Until the early mid-2000s, doctors believed the human brain was structurally fixed by inherited genes.
Then, the advent of Functional Magnetic Resonance Imaging allowed medical science to observe what occurs physiologically when people think, Warren said.
In 2013, the observation of a functional brain scan at Auburn University changed the way neurosurgeon Warren understood the brain’s capacity to redesign itself.
This created a field called Epigenetics, which studies how environmental factors and behaviors can alter how genes function.
The results of a study published in 2015 reveal that descendants of people who survived the Holocaust have different stress hormone profiles than their peers, perhaps predisposing them to anxiety disorders, according to a report in Scientific American.
The brain’s structure is physically altered, depending on which thought a person chooses to dwell.
According to Warren, humans have up to 80,000 thoughts each day. Eighty percent of their thoughts are negative, and only one in five of them is true.
Warren encouraged the audience to develop space between thinking a thought and choosing how to react to it.
“When you change what you think about, your brain changes its function to operate better,” Warren said while emphasizing that the process is not a gimmick nor a positive thinking trick.
Warren calls this process self-brain surgery. A person accepts the role as co-creator of their own reality.
“It’s not about the cards you are dealt, but how you play them,” Warren said as he discussed the importance of objective truth.
From 1988-2008, there has been a 400% increase in the use of antidepressants in the U.S. We have “more resources than ever in mental health – counseling, medicine, therapy, self-help books – but more anxiety than ever before,” said Warren.
Suicides continue to rise, and Warren said people are more anxious and fragile than previous generations. He is particularly concerned about the effect on youth.
Kids today are being raised with a sense that they are inherently fragile. This fragility causes them to “develop a lifestyle trying to avoid anything that might harm,” Warren said.
Kids aren’t getting their driver’s license on time and are taking their parents to job interviews.

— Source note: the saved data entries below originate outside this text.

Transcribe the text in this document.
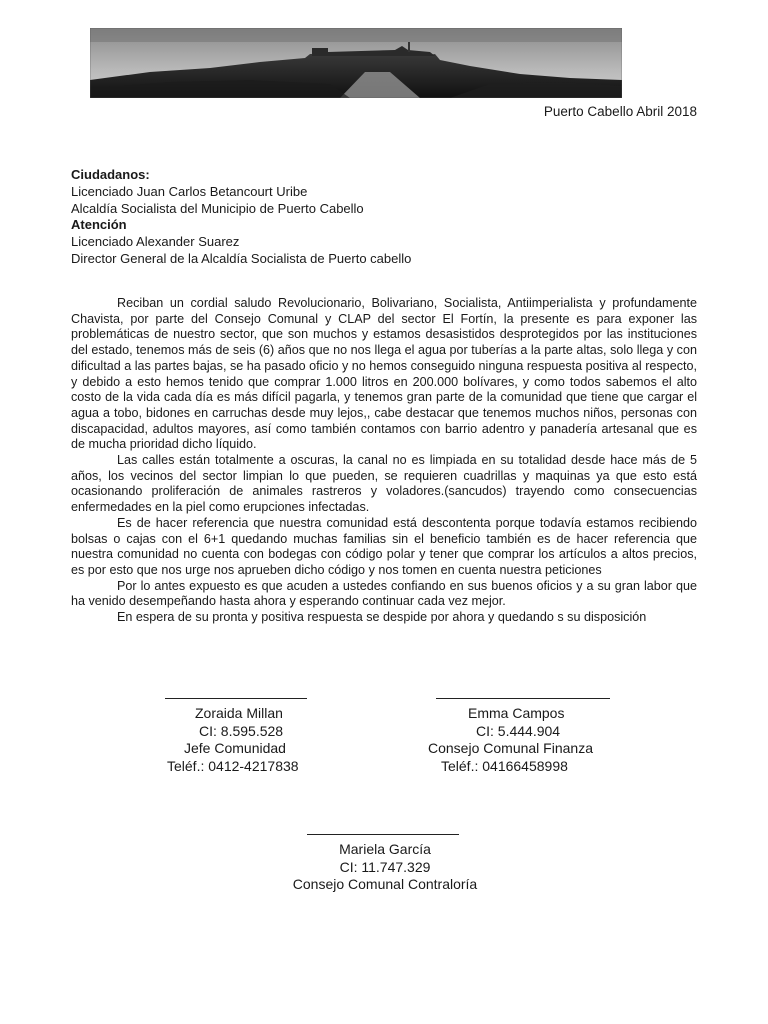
Puerto Cabello Abril 2018
Ciudadanos:
Licenciado Juan Carlos Betancourt Uribe
Alcaldía Socialista del Municipio de Puerto Cabello
Atención
Licenciado Alexander Suarez
Director General de la Alcaldía Socialista de Puerto cabello

Reciban un cordial saludo Revolucionario, Bolivariano, Socialista, Antiimperialista y profundamente Chavista, por parte del Consejo Comunal y CLAP del sector El Fortín, la presente es para exponer las problemáticas de nuestro sector, que son muchos y estamos desasistidos desprotegidos por las instituciones del estado, tenemos más de seis (6) años que no nos llega el agua por tuberías a la parte altas, solo llega y con dificultad a las partes bajas, se ha pasado oficio y no hemos conseguido ninguna respuesta positiva al respecto, y debido a esto hemos tenido que comprar 1.000 litros en 200.000 bolívares, y como todos sabemos el alto costo de la vida cada día es más difícil pagarla, y tenemos gran parte de la comunidad que tiene que cargar el agua a tobo, bidones en carruchas desde muy lejos,, cabe destacar que tenemos muchos niños, personas con discapacidad, adultos mayores, así como también contamos con barrio adentro y panadería artesanal que es de mucha prioridad dicho líquido.

Las calles están totalmente a oscuras, la canal no es limpiada en su totalidad desde hace más de 5 años, los vecinos del sector limpian lo que pueden, se requieren cuadrillas y maquinas ya que esto está ocasionando proliferación de animales rastreros y voladores.(sancudos) trayendo como consecuencias enfermedades en la piel como erupciones infectadas.

Es de hacer referencia que nuestra comunidad está descontenta porque todavía estamos recibiendo bolsas o cajas con el 6+1 quedando muchas familias sin el beneficio también es de hacer referencia que nuestra comunidad no cuenta con bodegas con código polar y tener que comprar los artículos a altos precios, es por esto que nos urge nos aprueben dicho código y nos tomen en cuenta nuestra peticiones

Por lo antes expuesto es que acuden a ustedes confiando en sus buenos oficios y a su gran labor que ha venido desempeñando hasta ahora y esperando continuar cada vez mejor.

En espera de su pronta y positiva respuesta se despide por ahora y quedando s su disposición

Zoraida Millan
CI: 8.595.528
Jefe Comunidad
Teléf.: 0412-4217838
Emma Campos
CI: 5.444.904
Consejo Comunal Finanza
Teléf.: 04166458998
Mariela García
CI: 11.747.329
Consejo Comunal Contraloría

“They are afraid that something will break them in a way that is irreparable,” he said.
Warren attributes some of this avoidance to social media, as it has created “a society that believes they should be entertained or only encounter things they like.”
Dr. Warren cautioned that social media “allows kids’ position in the world to be defined by people who aren’t in their life.”
His wife, Lisa, told the Bulletin that screens “teach children to only think about themselves with no collaboration” and foster “tunnel vision.”
As a mother and grandmother, Lisa Warren believes parents can help their children by closely monitoring technology. As screen time is removed, children are “no longer self-focused – they can see the world.”
Dr. Warren has begun working on self-brain surgery books for young adults and teens. His next book, Handbook of Self Brain Surgery, is set for release in February 2026. It will be his fifth book.
Warren’s most recent book, Hope is the First Dose, was named the Resource of the Year by Outreach Magazine, an evangelical magazine based in Colorado Springs, Colo.